Psicoterapia Counseling
 

Disagio/Sofferenza psichica

 

Problemi interpersonali limitati e specifici all’area del conflitto

 

Disordini patologici dovuti a Disturbo strutturale di personalità e riparazione di strutture di gravi disturbi (patologia)

 

Ambivalenza, stress, scelte e decisioni difficili da compiere (difficoltà)
 

Fattori interni

 

 

Fattori esterni

 

Tempi più lunghi

 

 

Tempi più brevi

 

Complessità del funzionamento intrapsichico, impegno intensivo

 

Crescita, prevenzione e sviluppo della personalità, questioni educative e di orientamento vocazionale

 

 

 

Cliente e paziente: la differenza

In principio il termine fu mutuato dalla pratica medica e si considerò normale e ovvio utilizzare la definizione di paziente. La parola deriva dal latino patiens, significa “sofferente” o “che sopporta”. Colui che arriva dallo psicologo è sofferente/sopporta e logica vuole che, se arriva a chiedere un aiuto professionale, è realmente portatore di un disagio consapevolizzato.

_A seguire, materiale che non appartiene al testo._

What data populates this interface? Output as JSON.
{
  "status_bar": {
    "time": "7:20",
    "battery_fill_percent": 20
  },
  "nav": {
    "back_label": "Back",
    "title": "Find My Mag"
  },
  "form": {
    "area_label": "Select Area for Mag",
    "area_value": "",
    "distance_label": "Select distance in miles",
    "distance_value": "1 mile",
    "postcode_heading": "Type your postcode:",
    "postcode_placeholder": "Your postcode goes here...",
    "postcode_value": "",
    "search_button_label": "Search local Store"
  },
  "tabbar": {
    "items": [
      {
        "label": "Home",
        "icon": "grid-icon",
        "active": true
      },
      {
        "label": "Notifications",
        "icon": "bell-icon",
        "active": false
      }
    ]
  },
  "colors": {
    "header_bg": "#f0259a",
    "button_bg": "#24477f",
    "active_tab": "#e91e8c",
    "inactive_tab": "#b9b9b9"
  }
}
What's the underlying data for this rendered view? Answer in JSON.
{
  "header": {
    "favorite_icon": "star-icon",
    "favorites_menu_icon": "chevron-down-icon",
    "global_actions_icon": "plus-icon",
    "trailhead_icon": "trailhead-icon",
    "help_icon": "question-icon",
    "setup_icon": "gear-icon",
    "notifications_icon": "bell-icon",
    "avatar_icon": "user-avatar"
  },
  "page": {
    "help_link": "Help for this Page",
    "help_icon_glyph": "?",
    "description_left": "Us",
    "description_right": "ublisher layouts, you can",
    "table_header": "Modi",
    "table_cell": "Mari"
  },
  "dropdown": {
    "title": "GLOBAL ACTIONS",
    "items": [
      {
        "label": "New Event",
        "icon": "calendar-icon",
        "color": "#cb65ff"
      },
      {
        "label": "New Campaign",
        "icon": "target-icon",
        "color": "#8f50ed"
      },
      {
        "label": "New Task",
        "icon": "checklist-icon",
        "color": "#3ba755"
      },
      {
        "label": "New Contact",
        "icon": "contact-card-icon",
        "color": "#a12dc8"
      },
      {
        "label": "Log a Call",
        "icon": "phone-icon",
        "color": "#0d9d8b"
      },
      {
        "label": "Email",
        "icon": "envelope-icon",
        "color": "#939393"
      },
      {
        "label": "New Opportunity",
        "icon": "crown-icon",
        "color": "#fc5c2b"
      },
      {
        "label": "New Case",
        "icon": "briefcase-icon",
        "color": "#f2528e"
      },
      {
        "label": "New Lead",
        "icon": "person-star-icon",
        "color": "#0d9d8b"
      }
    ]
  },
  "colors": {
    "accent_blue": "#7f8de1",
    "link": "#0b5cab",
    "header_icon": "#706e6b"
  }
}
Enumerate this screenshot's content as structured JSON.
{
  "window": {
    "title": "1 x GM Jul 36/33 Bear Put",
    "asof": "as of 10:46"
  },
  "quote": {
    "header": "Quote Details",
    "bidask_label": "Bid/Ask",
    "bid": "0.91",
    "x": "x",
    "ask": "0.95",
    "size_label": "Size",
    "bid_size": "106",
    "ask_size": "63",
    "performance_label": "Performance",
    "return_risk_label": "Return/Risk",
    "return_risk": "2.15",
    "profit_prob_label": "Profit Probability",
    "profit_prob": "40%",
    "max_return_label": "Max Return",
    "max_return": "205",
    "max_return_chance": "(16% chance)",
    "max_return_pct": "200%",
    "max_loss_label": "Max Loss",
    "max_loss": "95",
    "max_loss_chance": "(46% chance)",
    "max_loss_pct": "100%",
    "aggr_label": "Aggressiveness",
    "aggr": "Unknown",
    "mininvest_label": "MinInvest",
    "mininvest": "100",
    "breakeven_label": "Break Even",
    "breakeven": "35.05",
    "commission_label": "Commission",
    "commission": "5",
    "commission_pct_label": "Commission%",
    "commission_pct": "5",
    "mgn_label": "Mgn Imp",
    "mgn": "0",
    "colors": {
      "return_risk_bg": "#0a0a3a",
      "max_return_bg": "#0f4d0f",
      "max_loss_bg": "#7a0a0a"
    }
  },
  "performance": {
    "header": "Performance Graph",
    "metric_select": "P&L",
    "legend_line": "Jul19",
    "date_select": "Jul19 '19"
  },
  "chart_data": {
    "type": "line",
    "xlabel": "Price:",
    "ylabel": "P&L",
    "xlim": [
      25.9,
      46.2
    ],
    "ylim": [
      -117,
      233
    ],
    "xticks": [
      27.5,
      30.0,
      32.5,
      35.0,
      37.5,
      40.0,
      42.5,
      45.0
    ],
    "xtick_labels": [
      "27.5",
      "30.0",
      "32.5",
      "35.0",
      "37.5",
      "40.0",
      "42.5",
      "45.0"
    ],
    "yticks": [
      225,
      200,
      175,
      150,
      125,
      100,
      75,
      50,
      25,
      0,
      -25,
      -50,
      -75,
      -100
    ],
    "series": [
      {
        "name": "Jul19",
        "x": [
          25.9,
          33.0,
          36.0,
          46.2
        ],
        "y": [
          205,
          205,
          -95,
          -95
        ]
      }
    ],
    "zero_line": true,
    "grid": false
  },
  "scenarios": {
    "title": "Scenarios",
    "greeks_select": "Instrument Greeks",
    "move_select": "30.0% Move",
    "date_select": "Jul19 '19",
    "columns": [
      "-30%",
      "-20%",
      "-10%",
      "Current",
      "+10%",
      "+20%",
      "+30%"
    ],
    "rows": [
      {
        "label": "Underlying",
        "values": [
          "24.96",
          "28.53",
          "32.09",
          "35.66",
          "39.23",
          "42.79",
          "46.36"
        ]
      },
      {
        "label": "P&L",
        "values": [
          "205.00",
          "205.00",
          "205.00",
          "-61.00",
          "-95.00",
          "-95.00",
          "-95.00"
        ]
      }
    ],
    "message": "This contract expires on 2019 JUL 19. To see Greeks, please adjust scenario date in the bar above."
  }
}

In italiano corrente la pazienza può riguardare appunto una sopportazione in cui si controlla la propria emotività, considerando ciò quasi una qualità. Non necessariamente però chi usufruisce di un aiuto psicologico deve “pazientare” ossia non necessariamente deve controllare la sua emotività o sopportare una sofferenza per rendersi virtuoso, anzi sappiamo bene che spesso si lavora in una direzione contraria a questo.

Il primo a criticare apertamente l’utilizzo della parola paziente è stato Carl Rogers che ha preferito sostituirla con la parola cliente. Rogers ha avuto il merito di evidenziare i limiti impliciti nel termine paziente con la conseguenza diretta di bandirlo completamente dal suo approccio perché non congruente con la sua visione della relazione terapeutica. Il termine cliente ha una accezione sicuramente più attiva e di maggiore assunzione di responsabilità da parte di chi richiede un aiuto professionale per un disagio mentale. Non sono “succube di un trattamento su cui non ho alcun controllo”, ma partecipo attivamente al trattamento di cui ho sentito la necessità. Indiscutibile il merito di Rogers di aver criticato la visione dominante della terminologia classica.

Nella psicoterapia il paziente chiede aiuto per la sua sofferenza psicopatologica: si sa e si sente malato. Confida, esplora, chiarifica, confronta le sue difficoltà. Regredisce per ricostruire e rielaborare il passato. Il cliente ha una posizione ben più attiva. Nel counseling, e’ colui che sceglie di chiedere aiuto, sostegno, orientamento di carattere pratico e con la consapevolezza di avere un obiettivo da raggiungere.